19 July 2023, The Tablet

Teach your children well


The Douai Martyrs

Teach your children well

The original colleges at Douai
Wikimedia

 

Catholic priests were butchered during the English Reformation with a savagery rarely equalled elsewhere. In a happily more ecumenical age, what does their sacrifice demand of us today?

The Coronation of King Charles III provoked contrasting reactions from Tablet readers. In Westminster Abbey, the King swore to uphold “the Protestant Reformed Religion of the Church of England”, and we were all “invited” to swear an oath of loyalty. Two days earlier, on 4 May, Fr Stephen Giles had celebrated Mass with the children of the English Martyrs Catholic Primary School on Merseyside and had wondered – as he wrote in a letter to The Tablet (13 May) – what St John Fisher and St Thomas More would have made of the Archbishop of Canterbury’s invitation to us to swear the oath of loyalty to the King, “considering the price they and others paid” for refusing to do so.  

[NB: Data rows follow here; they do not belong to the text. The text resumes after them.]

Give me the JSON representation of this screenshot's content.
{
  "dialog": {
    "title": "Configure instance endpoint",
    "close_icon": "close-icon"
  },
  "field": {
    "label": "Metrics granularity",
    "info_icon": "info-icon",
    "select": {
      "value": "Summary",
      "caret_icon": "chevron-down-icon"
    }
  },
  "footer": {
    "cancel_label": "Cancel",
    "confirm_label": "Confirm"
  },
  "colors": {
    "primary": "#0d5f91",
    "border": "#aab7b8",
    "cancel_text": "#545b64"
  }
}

Martyrdom, the willingness to die for one’s faith, has played an essential role in the story of Christianity from its earliest days, and continues to do so in countries such as Syria and Nigeria. But it has not been required of Catholics in England for over 300 years. Nevertheless, the response to Fr Giles’ apparently simple inquiry opens a complex field of unanswered questions. These are amplified in The Douai Martyrs by Fr Gerard Skinner, a record of 159 seminarians of Douai College in northern France who joined the English Mission and died between 1577 and 1680. Twenty of them were among the Forty English Martyrs canonised by Paul VI in 1970. In many cases, the last chance these men had to escape public execution was to agree to take the Oath of Supremacy, recognising Elizabeth (or James I or Charles I), as “the supreme head of the Church in England”. They refused.